I figured Harry was living alone, life didn’t have the meaning it once did, so he takes risks others wouldn’t. Whether he gets to keep his job or not, lives or dies, doesn’t matter. So what if the guy took the chance, grabbed for the shotgun, and killed him? Problem solved. What if there were still a bullet in the chamber and he killed the guy? In 2020 we have BLM but back then not so much. It could be an ongoing game where he finds out whether he lives or dies.
Is this where someone in law enforcement comes in and says “Training drilled it into us from day one to count your shots because how else will you know when you need to reload?”
Harry knew he still had a round in his gun (hell, he time to reload while he walked over), but he gave the “Do you feel lucky” speech to Scorpio because he wanted him to go for his gun.
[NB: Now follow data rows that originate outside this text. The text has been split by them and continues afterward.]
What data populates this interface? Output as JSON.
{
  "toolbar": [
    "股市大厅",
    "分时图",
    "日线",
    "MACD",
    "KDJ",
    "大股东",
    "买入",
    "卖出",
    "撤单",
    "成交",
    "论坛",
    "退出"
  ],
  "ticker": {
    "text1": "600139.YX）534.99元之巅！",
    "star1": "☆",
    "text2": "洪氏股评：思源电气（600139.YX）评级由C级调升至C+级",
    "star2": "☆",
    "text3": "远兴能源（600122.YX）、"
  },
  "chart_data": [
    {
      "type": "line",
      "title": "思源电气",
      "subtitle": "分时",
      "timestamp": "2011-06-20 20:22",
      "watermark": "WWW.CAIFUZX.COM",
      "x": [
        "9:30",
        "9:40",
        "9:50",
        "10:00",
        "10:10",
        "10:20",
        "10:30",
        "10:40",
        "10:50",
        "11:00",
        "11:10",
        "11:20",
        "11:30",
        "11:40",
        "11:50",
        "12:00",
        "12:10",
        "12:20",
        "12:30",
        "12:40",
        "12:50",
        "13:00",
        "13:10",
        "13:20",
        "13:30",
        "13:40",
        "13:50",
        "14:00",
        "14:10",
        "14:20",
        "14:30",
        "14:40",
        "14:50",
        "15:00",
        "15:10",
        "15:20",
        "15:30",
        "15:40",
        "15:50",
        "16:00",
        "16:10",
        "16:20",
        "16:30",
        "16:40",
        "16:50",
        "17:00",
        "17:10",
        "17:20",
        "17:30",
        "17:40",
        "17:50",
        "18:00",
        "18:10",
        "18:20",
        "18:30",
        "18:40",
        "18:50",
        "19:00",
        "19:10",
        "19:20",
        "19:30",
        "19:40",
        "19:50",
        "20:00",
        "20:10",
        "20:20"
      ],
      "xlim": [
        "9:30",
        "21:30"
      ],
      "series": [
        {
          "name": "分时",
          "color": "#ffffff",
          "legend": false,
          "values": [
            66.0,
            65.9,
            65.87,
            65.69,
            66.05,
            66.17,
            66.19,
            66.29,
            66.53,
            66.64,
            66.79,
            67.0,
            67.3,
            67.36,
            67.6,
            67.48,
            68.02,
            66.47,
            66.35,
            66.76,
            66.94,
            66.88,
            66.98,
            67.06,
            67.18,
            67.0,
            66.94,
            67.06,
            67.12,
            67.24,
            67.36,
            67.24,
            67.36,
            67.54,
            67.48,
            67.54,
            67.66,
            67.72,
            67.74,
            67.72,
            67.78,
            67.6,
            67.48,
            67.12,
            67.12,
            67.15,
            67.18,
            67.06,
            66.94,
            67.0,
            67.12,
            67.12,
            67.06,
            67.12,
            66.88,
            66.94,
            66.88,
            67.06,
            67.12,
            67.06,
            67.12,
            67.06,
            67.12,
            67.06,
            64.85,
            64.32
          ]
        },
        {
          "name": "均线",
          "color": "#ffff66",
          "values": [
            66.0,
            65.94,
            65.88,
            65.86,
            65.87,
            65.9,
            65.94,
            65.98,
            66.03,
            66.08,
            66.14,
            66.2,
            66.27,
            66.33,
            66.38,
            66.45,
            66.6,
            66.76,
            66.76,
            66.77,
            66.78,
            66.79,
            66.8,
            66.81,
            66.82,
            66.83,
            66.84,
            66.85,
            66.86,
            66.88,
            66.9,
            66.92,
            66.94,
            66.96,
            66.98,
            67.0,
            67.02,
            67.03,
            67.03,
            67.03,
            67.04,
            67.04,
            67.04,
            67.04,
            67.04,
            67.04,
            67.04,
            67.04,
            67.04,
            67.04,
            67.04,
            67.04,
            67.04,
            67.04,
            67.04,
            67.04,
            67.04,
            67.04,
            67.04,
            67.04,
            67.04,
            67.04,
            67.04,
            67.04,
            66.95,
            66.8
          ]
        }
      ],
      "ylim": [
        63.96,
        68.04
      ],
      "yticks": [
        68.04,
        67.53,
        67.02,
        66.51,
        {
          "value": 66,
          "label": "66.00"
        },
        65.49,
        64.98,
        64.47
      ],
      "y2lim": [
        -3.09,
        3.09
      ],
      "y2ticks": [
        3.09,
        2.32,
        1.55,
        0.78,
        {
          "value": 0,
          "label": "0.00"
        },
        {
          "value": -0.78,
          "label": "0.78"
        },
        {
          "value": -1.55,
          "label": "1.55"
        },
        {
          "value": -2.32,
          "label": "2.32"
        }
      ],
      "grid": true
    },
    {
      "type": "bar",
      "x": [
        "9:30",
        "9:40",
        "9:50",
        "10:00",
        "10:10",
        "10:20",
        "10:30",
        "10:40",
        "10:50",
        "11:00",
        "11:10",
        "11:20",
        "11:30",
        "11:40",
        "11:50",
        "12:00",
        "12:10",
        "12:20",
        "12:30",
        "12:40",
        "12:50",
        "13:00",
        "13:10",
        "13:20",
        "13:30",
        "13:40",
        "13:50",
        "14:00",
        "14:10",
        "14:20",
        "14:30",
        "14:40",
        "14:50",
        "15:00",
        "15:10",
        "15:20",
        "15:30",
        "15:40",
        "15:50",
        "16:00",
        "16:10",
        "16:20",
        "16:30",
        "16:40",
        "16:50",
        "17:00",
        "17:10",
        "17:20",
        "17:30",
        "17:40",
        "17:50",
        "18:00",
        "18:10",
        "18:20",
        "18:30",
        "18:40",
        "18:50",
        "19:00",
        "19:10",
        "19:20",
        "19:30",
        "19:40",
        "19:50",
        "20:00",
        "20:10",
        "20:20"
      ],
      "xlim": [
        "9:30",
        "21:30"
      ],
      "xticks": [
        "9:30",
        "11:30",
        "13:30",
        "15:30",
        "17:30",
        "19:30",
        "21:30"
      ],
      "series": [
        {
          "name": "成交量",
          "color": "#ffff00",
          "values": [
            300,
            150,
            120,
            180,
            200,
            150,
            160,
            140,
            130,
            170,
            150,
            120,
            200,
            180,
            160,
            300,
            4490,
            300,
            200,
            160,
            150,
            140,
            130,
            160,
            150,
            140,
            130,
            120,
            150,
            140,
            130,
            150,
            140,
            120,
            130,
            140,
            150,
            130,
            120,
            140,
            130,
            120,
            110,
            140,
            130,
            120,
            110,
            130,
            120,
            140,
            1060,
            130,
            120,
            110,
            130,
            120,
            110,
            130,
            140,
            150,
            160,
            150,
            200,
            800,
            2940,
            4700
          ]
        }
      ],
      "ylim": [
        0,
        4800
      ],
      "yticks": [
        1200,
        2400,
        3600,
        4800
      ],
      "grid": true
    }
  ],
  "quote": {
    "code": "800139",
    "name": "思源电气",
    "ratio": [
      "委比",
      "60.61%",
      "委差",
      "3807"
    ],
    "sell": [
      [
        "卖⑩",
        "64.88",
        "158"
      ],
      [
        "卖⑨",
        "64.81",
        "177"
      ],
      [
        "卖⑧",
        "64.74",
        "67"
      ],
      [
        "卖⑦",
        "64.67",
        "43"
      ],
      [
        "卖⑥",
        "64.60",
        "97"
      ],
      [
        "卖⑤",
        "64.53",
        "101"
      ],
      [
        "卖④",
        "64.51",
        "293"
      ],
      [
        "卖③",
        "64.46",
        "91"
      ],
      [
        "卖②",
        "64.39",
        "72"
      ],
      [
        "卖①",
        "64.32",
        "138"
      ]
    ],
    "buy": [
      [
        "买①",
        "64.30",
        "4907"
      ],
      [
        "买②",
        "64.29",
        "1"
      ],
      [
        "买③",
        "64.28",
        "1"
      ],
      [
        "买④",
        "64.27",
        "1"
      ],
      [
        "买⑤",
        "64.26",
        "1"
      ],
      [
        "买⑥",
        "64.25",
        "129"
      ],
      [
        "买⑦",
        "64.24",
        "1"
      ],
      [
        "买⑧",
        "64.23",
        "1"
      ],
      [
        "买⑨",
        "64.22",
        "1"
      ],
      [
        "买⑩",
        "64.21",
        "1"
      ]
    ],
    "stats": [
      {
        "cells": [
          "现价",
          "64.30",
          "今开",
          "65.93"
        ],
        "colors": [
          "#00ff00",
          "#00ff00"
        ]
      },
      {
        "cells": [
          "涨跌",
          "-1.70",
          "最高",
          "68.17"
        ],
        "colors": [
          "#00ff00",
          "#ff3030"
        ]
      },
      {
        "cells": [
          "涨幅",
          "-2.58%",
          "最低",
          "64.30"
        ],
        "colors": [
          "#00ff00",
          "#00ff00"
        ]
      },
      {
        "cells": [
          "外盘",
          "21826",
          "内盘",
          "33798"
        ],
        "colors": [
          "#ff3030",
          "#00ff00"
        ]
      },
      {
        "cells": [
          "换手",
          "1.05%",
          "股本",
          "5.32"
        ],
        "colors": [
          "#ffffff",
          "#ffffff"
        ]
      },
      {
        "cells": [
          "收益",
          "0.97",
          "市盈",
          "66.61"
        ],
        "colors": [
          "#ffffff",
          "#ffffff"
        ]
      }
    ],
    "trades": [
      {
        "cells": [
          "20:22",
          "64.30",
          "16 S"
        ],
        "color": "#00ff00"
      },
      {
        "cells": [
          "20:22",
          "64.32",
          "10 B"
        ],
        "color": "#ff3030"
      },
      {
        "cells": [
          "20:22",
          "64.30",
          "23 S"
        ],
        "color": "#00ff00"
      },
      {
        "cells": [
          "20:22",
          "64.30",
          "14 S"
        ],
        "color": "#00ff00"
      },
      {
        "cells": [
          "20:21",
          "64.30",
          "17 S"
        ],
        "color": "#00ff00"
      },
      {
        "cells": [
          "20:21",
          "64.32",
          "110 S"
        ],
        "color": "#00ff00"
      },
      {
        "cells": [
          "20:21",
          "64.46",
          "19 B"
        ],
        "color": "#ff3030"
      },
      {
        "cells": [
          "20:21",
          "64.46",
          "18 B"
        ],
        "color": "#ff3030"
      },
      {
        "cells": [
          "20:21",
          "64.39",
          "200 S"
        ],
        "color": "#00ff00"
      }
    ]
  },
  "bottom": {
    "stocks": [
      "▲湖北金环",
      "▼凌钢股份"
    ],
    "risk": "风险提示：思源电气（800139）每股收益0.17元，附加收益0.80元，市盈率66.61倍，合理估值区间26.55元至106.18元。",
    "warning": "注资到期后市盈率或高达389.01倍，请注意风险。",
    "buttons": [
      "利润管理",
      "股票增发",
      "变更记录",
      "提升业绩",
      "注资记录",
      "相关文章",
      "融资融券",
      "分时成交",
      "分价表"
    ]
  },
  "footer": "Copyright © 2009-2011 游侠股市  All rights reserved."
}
At that point, Scorpio was unarmed with a bullet in his shoulder. Even Harry would have had a tough time shooting him if he tried to surrender instead. So Harry goaded Scorpio into going for his gun so he could kill him.
Maybe Harry did reload. Listen to the sound effect at 1:30 just before you see the gun. What else could it be other than the hammer being pulled back? (Serious question, not a rhetorical question.) Did Harry advance the cylinder to the next chamber? Was the next chamber the now the spent first chamber? Obviously not. Did he fire four shots instead of five? I didn’t bother to count them. Maybe Harry just spun the cylinder around back to the empty fifth chamber (off camera) so that he could pull the hammer back before firing on the sixth cylinder. He would do this because the amount of effort to pull the trigger is less and the accuracy of the shot is better in single action than it is in double action.
On the one hand, I hate how he dismisses anyone that doesn’t follow his personal cop philosophy. Like the cop that didn’t like the fact he killed someone, and Harry sneers at him as being weak.
On the other hand, i love how he handled the plane hijacking.
Eastwood pulls the trigger, gun goes “click”, bad guy shits himself then realizes he’s been had. Harry laughs. Audiences in theaters laughed with him. Can’t remember where I read it but someone felt that the moment when Harry laughs is the moment at which actor Clint Eastwood a superstar.